Despite the government’s obsession with attracting foreign capital into the city, it does much to mitigate the ill effects associated with gentrification and income inequality through public investment in areas like public transport systems and nearly all the country’s schools. Perhaps most notable is the country’s subsidized public housing buildings, named HBDs after the Housing Development Board that manages them.Screen Shot 2016-07-15 at 11.09.51 PM

The government uses HBDs to protect non-landowning locals from ballooning real estate costs & to promote harmony among Singapore’s many ethnic groups, a task it achieves by establishing a demographic breakdown in each apartment complex that mirrors the country’s as a whole– about 74% Chinese descent, 13% Malay descent, 9% Indian descent, and 3% of other descent.

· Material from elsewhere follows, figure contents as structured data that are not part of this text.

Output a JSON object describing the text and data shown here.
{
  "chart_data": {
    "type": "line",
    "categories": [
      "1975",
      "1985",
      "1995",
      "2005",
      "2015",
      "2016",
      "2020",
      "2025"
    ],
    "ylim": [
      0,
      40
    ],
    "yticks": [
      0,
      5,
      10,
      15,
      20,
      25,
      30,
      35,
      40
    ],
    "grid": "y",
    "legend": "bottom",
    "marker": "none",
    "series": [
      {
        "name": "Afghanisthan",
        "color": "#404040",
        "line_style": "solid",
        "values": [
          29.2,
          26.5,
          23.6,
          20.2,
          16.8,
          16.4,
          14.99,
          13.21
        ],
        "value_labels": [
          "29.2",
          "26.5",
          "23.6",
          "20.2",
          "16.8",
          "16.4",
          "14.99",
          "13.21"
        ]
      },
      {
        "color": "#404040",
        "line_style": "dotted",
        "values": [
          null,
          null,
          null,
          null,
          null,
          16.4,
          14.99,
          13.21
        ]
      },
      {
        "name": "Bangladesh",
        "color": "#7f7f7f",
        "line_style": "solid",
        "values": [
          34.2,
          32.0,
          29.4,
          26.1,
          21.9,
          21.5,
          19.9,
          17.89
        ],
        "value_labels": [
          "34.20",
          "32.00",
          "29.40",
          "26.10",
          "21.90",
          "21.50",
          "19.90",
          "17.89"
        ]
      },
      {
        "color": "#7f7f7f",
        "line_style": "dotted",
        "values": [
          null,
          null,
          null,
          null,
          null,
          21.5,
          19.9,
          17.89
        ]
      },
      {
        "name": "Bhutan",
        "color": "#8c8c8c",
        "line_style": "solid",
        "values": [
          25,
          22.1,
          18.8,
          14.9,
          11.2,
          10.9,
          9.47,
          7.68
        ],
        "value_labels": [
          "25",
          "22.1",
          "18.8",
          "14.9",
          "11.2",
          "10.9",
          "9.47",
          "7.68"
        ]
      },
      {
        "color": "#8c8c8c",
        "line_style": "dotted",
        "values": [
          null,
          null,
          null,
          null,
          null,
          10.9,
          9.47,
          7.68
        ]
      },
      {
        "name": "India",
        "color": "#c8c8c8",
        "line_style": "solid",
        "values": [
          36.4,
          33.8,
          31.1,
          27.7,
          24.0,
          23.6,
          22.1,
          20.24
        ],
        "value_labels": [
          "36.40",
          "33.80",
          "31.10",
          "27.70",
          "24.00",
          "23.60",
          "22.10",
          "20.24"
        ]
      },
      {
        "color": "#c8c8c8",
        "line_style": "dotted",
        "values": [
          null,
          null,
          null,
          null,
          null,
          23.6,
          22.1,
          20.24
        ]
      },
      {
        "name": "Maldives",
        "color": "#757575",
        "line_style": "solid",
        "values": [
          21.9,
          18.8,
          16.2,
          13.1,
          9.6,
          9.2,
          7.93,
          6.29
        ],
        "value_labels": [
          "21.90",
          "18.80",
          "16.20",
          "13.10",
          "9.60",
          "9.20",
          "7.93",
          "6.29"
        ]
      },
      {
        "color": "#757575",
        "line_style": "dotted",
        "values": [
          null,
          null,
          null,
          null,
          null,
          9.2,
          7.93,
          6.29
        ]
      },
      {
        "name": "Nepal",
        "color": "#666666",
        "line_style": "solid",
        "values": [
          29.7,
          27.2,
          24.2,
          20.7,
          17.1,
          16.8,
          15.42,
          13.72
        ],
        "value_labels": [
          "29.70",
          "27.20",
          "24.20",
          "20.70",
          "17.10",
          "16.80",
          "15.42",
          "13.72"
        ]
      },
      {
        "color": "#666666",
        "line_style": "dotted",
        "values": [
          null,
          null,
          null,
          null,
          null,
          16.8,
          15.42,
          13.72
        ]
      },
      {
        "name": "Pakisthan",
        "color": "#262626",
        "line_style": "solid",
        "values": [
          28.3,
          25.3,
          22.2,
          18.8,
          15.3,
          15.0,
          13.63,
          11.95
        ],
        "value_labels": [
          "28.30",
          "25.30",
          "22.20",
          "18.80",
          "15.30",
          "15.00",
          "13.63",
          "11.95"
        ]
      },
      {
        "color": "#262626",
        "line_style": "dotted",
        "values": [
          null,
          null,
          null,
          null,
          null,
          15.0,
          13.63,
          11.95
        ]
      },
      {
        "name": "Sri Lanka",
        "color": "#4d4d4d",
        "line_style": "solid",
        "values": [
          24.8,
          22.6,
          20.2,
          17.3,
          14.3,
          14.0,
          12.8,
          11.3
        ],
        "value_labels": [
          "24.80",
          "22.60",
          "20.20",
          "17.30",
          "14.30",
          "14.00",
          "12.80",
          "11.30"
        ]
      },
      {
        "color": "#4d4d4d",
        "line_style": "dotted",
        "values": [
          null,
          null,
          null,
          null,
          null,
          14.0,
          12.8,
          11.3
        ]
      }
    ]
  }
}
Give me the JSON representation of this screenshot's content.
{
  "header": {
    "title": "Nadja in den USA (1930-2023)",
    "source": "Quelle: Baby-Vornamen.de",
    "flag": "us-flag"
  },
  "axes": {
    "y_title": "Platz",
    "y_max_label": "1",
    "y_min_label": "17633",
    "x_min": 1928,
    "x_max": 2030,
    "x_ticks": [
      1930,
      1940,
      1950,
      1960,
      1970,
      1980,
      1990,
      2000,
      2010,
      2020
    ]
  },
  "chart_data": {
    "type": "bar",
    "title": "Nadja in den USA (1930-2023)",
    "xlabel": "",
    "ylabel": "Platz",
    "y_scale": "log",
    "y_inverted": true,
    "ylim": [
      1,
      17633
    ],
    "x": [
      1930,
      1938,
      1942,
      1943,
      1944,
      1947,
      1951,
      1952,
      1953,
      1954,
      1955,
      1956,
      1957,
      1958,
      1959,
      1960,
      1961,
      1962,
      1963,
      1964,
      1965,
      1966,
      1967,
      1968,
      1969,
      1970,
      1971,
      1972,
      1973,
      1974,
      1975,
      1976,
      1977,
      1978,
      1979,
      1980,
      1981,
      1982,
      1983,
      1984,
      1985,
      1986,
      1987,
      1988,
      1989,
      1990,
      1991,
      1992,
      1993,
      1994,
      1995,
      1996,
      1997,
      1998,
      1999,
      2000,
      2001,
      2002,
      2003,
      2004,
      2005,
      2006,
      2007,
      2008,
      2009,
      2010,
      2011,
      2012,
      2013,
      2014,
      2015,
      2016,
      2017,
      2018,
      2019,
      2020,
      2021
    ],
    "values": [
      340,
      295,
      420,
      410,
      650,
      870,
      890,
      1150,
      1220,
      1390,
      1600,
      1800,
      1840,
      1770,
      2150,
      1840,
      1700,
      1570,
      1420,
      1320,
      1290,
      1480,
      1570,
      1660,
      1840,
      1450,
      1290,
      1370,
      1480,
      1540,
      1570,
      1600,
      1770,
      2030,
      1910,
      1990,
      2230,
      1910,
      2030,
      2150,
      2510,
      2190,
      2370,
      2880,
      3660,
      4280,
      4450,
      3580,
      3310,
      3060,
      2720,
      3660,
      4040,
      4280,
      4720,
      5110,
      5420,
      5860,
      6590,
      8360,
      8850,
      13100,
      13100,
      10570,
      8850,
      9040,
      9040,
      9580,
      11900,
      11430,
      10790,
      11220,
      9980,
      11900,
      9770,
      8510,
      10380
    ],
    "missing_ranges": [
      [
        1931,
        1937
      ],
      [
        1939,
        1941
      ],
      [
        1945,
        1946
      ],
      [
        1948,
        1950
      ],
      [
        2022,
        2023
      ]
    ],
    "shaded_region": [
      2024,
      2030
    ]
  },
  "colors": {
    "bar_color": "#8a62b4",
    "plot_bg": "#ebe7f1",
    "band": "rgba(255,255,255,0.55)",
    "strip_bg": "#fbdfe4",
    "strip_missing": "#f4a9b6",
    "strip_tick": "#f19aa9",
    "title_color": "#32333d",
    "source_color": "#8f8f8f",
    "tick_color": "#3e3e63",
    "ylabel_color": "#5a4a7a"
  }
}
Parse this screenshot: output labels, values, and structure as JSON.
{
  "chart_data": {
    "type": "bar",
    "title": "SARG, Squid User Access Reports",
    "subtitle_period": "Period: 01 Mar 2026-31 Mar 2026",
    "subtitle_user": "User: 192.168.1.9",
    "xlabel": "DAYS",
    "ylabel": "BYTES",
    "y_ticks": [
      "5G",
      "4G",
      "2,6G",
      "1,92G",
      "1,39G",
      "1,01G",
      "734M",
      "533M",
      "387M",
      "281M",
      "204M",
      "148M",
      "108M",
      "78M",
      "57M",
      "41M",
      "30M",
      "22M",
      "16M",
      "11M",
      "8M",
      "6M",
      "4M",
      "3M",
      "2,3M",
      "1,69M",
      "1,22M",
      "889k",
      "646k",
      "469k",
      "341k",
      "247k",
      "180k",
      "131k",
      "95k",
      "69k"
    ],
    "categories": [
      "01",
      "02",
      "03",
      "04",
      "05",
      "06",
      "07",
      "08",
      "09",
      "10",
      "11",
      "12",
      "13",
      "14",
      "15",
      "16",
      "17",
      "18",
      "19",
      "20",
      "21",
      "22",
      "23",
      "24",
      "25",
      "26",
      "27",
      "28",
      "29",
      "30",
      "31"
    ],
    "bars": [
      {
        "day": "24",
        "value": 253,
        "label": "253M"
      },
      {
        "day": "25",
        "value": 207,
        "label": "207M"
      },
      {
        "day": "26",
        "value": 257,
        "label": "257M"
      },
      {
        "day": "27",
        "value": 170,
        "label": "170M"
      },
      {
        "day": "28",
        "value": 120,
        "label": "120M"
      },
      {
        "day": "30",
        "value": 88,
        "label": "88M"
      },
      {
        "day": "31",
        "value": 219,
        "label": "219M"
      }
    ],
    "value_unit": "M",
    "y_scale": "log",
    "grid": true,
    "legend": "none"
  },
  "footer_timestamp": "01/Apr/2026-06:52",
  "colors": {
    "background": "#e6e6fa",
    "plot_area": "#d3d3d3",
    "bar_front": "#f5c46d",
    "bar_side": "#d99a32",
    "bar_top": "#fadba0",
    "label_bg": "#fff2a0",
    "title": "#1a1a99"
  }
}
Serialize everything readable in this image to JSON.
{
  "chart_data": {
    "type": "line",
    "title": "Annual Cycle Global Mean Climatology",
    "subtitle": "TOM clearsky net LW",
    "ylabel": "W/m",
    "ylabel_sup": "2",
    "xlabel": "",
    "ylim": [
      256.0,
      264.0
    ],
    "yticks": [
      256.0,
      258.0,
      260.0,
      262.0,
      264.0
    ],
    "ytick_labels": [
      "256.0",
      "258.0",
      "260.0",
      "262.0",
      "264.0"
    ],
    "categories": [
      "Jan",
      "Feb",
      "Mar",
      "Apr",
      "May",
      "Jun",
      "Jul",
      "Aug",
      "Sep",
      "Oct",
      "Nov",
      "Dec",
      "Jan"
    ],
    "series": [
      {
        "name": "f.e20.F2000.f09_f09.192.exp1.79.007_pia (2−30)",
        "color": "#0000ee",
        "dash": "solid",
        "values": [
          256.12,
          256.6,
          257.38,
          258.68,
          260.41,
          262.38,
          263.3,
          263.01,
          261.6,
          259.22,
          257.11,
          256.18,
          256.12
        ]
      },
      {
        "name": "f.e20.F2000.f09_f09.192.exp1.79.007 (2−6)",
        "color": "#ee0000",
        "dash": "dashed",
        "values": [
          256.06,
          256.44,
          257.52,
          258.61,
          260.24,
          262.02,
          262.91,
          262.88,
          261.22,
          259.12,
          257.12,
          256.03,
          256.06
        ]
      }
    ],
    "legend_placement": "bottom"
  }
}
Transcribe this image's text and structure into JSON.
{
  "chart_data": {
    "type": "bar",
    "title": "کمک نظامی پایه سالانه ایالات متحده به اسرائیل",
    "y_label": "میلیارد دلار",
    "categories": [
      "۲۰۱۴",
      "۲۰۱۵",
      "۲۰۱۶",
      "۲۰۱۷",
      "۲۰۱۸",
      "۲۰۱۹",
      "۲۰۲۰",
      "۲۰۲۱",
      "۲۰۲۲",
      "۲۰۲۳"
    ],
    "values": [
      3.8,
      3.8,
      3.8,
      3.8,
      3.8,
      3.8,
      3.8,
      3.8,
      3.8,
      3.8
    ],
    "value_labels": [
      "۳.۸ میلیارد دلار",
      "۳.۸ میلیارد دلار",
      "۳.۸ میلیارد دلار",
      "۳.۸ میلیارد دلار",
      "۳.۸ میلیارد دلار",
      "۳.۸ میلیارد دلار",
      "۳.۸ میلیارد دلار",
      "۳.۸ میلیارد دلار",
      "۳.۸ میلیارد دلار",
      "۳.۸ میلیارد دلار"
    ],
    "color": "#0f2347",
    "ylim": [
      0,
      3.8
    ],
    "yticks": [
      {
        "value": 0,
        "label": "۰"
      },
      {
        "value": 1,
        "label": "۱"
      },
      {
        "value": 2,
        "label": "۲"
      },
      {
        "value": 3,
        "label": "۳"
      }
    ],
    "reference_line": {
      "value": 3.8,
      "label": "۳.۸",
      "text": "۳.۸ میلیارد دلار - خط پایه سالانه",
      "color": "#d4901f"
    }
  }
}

Though Singapore receives understandable accusations of being a dictatorship in disguise, I find it difficult not to view the country as a phenomenal success of pragmatic opportunism and perhaps one of the best cases against direct democracy in the world. Without the government’s shrewd rule, defined by Lee Kuan Yew’s commitment to the country’s long-term interests over individual input, I doubt the country would have ever established the same beneficial policies that have led to its success as a thriving business hub. This process has resulted in first-rate living standards and access to opportunities for all Singaporeans, as well as an impressively active role of the country in global affairs. And while some may protest leadership, most Singaporeans seem satisfied with the status quo–  85% of citizens expressed faith in the government and judicial system according to a recent Gallup poll.